Inclined as we are from the foregoing to rule in favor of the continued existence of the common-law rebuttable presumption of lack of capacity owing to infancy, it would be appropriate to consider its ramifications in this State as a matter of policy. The Institute for Judicial Administration/American Bar Association (IJA/ABA) Juvenile Justice Standards Project has considered the age of 10 as the threshold of responsibility (Tentative draft [1976] — Juvenile Justice Task Force, vol IV, p 7, citing IJA/ABA Juvenile Justice Standard, § 2.1). New York is now one of two States with a minimum age of 7. Four States enact a minimum age of 10. All others do not specify minimum ages. (Tentative draft, supra, p 5). If we hold as inclined that this defense based upon immaturity is available, the practical result thereof will be to affect the fewer than 1% of juveniles before the court who are under 9 and the 2% who are 10 or under (Besharov, Practice Commentaries, McKinney's Cons Laws of NY, Book 29A, Family Ct Act, § 714), a figure conforming statistically to the 1973 statistic compiled by the Law Enforcement Assistance Administration (Sourcebook of Criminal Justice Statistics, 1975, p 268), showing a national figure for children under 10 of 1.2% of total arrests for violent crimes and .6% of all arrests. Nor can we overlook the superb functioning of the California statute which gives the arraigning Judge the obligation in the very first instance of determining whether the child should be dealt with as an alleged delinquent or person in need of supervision or other category, even including dismissal without further hearing if it is determined that jurisdiction is unnecessary or inappropriate (see Matter of Gladys R., supra).
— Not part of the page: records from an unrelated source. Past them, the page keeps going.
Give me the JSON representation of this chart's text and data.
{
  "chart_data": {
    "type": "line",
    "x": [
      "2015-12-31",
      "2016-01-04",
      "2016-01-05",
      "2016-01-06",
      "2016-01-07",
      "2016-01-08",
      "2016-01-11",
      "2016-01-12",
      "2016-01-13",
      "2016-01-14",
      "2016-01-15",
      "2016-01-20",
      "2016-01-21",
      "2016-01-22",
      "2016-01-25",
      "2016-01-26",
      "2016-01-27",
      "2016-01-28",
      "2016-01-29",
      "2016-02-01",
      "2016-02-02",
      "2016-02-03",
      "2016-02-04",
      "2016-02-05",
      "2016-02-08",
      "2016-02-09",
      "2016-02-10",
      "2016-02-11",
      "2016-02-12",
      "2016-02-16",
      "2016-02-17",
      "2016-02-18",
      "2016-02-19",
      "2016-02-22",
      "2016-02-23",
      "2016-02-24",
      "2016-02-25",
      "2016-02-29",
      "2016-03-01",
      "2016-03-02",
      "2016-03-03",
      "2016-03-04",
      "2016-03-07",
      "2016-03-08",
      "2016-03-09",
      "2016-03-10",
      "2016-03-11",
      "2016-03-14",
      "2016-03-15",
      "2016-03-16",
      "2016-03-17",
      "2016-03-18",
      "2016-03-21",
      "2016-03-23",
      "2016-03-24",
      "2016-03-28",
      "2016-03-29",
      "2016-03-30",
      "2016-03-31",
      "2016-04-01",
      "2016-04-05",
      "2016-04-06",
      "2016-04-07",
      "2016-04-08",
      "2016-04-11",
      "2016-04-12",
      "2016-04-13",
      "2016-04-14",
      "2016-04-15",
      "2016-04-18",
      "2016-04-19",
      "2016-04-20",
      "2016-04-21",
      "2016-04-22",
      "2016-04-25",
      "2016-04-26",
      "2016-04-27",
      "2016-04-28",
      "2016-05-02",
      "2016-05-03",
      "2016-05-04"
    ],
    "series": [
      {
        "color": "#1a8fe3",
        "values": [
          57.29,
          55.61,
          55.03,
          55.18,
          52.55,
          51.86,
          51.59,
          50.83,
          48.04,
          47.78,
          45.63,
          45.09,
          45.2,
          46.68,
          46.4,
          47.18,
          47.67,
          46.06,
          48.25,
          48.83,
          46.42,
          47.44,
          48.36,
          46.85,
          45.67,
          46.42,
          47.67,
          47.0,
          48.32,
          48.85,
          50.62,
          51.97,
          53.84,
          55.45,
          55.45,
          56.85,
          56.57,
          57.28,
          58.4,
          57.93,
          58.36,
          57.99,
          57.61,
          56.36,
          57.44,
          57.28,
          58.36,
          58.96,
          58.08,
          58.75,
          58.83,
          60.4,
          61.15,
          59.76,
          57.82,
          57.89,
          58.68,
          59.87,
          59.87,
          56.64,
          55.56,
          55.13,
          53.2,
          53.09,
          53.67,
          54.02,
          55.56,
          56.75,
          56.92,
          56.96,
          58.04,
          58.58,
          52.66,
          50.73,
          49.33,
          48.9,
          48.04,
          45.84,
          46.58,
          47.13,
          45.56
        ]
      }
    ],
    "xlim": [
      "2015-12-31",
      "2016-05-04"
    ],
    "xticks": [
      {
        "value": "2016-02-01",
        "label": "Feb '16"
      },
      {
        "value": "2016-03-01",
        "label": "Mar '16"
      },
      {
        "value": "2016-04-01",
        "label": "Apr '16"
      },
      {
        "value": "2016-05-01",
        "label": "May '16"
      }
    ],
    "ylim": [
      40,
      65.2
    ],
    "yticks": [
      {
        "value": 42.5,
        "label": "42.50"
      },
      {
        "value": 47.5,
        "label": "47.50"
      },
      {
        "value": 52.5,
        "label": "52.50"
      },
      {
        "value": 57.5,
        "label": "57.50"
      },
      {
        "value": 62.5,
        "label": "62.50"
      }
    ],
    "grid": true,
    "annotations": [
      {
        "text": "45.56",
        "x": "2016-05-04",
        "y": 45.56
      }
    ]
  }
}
In the final analysis we are constrained to point out that the availability of a logical defense consistent with due process and morality will not further overburden a system now being criticized for its unworkability. The unworkability of this system, if it exists at all, cannot be placed at the doorstep of the court whose function of hearing and determining it performs, but rather in the unwillingness of the executive and legislative branches of government to provide adequate facilities; to compel persons and institutions charged by law with the responsibility of performance to do just that; and to discipline recalcitrant or inept personnel for their failure to give the taxpayers dollar-for-dollar value for funds expended.
We therefore hold that the common-law defense of lack of capacity owing to immaturity shall be available as a defense to respondent if proven factually and that this matter shall proceed accordingly.
The court would be less than candid if it did not acknowledge its indebtedness to the perceptive arguments and solid research of the Law Guardian so obviously reflected in the brief submitted on this motion.
Recalendar for trial upon notice to parties and counsel.